There was a mural painted on the side of a school in one of the communities we visited. The mural was a giant world map, not particularly accurate in terms of scale or geography, but vibrantly colored and decorated. When I saw it, I thought it was quite fitting, as I was working in a team with students and doctors from all over the world, living in a country I had never been to before, speaking a foreign language every day. When I thought about its place in the community, however, I began to wonder what it meant to them. These villages are isolated, by geography and lack of transportation and resources. The children who seemed so free to me would most likely find it difficult to leave their small village, if they ever wanted to. I wondered what they thought of that colorful map on the wall, whether it was an abstract concept of the world beyond their borders, or whether they dreamed of a truly unrestricted future. The child back home in Orange County, of course, might dream of just the opposite – wishing the world were not so vast and intimidating, wishing the world stretched just to the end of the block, where everything in between was familiar and safe.
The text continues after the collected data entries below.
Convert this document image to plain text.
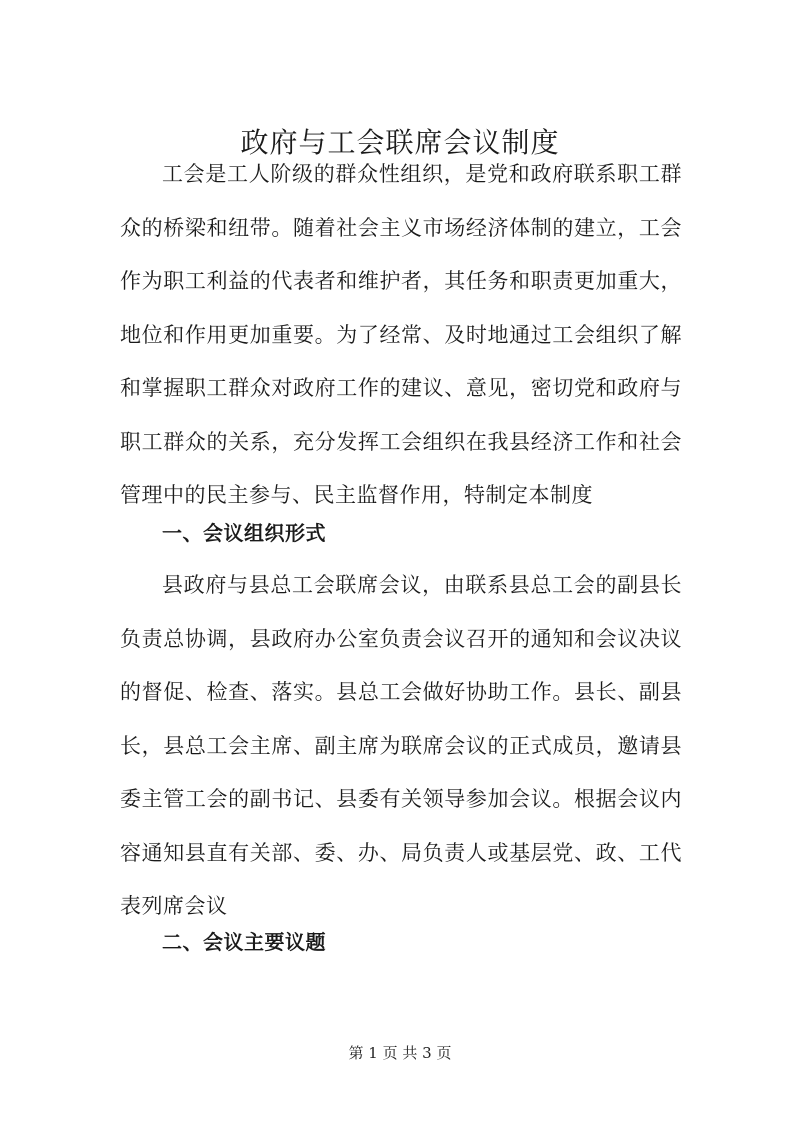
政府与工会联席会议制度

工会是工人阶级的群众性组织，是党和政府联系职工群众的桥梁和纽带。随着社会主义市场经济体制的建立，工会作为职工利益的代表者和维护者，其任务和职责更加重大，地位和作用更加重要。为了经常、及时地通过工会组织了解和掌握职工群众对政府工作的建议、意见，密切党和政府与职工群众的关系，充分发挥工会组织在我县经济工作和社会管理中的民主参与、民主监督作用，特制定本制度

一、会议组织形式

县政府与县总工会联席会议，由联系县总工会的副县长负责总协调，县政府办公室负责会议召开的通知和会议决议的督促、检查、落实。县总工会做好协助工作。县长、副县长，县总工会主席、副主席为联席会议的正式成员，邀请县委主管工会的副书记、县委有关领导参加会议。根据会议内容通知县直有关部、委、办、局负责人或基层党、政、工代表列席会议

二、会议主要议题
第 1 页 共 3 页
These are the things I wonder about, the things that keep me thinking about certain patients long after they’ve left. These are the things that connect patients, at least in my mind, despite the vast differences in their lives. Ultimately, the job in medicine is to focus on the patient, or the ultrasound image, but it’s not always easy, or in the patient’s best interest, to tune out the context.
"But mostly, we can’t ignore how strikingly similar we all are at the start – just little flickers of black and white, so simply alive."
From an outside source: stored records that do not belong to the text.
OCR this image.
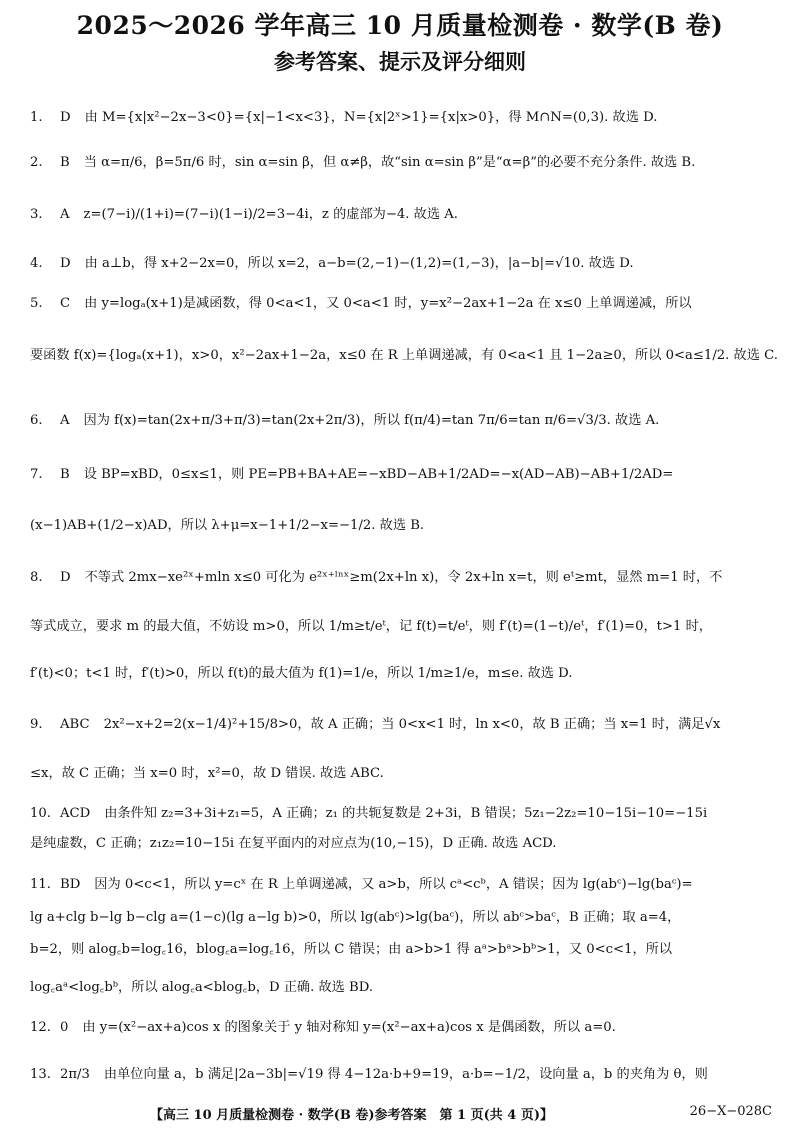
2025～2026 学年高三 10 月质量检测卷 · 数学(B 卷)
参考答案、提示及评分细则
1. D 由 M={x|x²−2x−3<0}={x|−1<x<3}，N={x|2ˣ>1}={x|x>0}，得 M∩N=(0,3). 故选 D.
2. B 当 α=π/6，β=5π/6 时，sin α=sin β，但 α≠β，故“sin α=sin β”是“α=β”的必要不充分条件. 故选 B.
3. A z=(7−i)/(1+i)=(7−i)(1−i)/2=3−4i，z 的虚部为−4. 故选 A.
4. D 由 a⊥b，得 x+2−2x=0，所以 x=2，a−b=(2,−1)−(1,2)=(1,−3)，|a−b|=√10. 故选 D.
5. C 由 y=logₐ(x+1)是减函数，得 0<a<1，又 0<a<1 时，y=x²−2ax+1−2a 在 x≤0 上单调递减，所以
要函数 f(x)={logₐ(x+1)，x>0，x²−2ax+1−2a，x≤0 在 R 上单调递减，有 0<a<1 且 1−2a≥0，所以 0<a≤1/2. 故选 C.
6. A 因为 f(x)=tan(2x+π/3+π/3)=tan(2x+2π/3)，所以 f(π/4)=tan 7π/6=tan π/6=√3/3. 故选 A.
7. B 设 BP=xBD，0≤x≤1，则 PE=PB+BA+AE=−xBD−AB+1/2AD=−x(AD−AB)−AB+1/2AD=
(x−1)AB+(1/2−x)AD，所以 λ+μ=x−1+1/2−x=−1/2. 故选 B.
8. D 不等式 2mx−xe²ˣ+mln x≤0 可化为 e²ˣ⁺ˡⁿˣ≥m(2x+ln x)，令 2x+ln x=t，则 eᵗ≥mt，显然 m=1 时，不
等式成立，要求 m 的最大值，不妨设 m>0，所以 1/m≥t/eᵗ，记 f(t)=t/eᵗ，则 f′(t)=(1−t)/eᵗ，f′(1)=0，t>1 时，
f′(t)<0；t<1 时，f′(t)>0，所以 f(t)的最大值为 f(1)=1/e，所以 1/m≥1/e，m≤e. 故选 D.
9. ABC 2x²−x+2=2(x−1/4)²+15/8>0，故 A 正确；当 0<x<1 时，ln x<0，故 B 正确；当 x=1 时，满足√x
≤x，故 C 正确；当 x=0 时，x²=0，故 D 错误. 故选 ABC.
10. ACD 由条件知 z₂=3+3i+z₁=5，A 正确；z₁ 的共轭复数是 2+3i，B 错误；5z₁−2z₂=10−15i−10=−15i
是纯虚数，C 正确；z₁z₂=10−15i 在复平面内的对应点为(10,−15)，D 正确. 故选 ACD.
11. BD 因为 0<c<1，所以 y=cˣ 在 R 上单调递减，又 a>b，所以 cᵃ<cᵇ，A 错误；因为 lg(abᶜ)−lg(baᶜ)=
lg a+clg b−lg b−clg a=(1−c)(lg a−lg b)>0，所以 lg(abᶜ)>lg(baᶜ)，所以 abᶜ>baᶜ，B 正确；取 a=4，
b=2，则 alog꜀b=log꜀16，blog꜀a=log꜀16，所以 C 错误；由 a>b>1 得 aᵃ>bᵃ>bᵇ>1，又 0<c<1，所以
log꜀aᵃ<log꜀bᵇ，所以 alog꜀a<blog꜀b，D 正确. 故选 BD.
12. 0 由 y=(x²−ax+a)cos x 的图象关于 y 轴对称知 y=(x²−ax+a)cos x 是偶函数，所以 a=0.
13. 2π/3 由单位向量 a，b 满足|2a−3b|=√19 得 4−12a·b+9=19，a·b=−1/2，设向量 a，b 的夹角为 θ，则
【高三 10 月质量检测卷 · 数学(B 卷)参考答案　第 1 页(共 4 页)】	26−X−028C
We are trained to look at that little flicker of a heartbeat, measure its rhythm and pace, watch as the baby grows and that flicker gets stronger. We are trained to look at every patient, every heartbeat, the same – without bias, without judgment, without assumptions. At the same time, we can’t ignore the world around us, the world that we are working in and the world that our patients live in. We can’t ignore the fact that differences between two patients’ cultures, communities and access to resources may make them seem worlds apart. But mostly, we can’t ignore how strikingly similar we all are at the start – just little flickers of black and white, so simply alive. Maybe if we try to remember that, all the differences we see every day will become just parts of the mural – not terribly accurate, certainly open to interpretation, but mostly just a beautiful mess of color.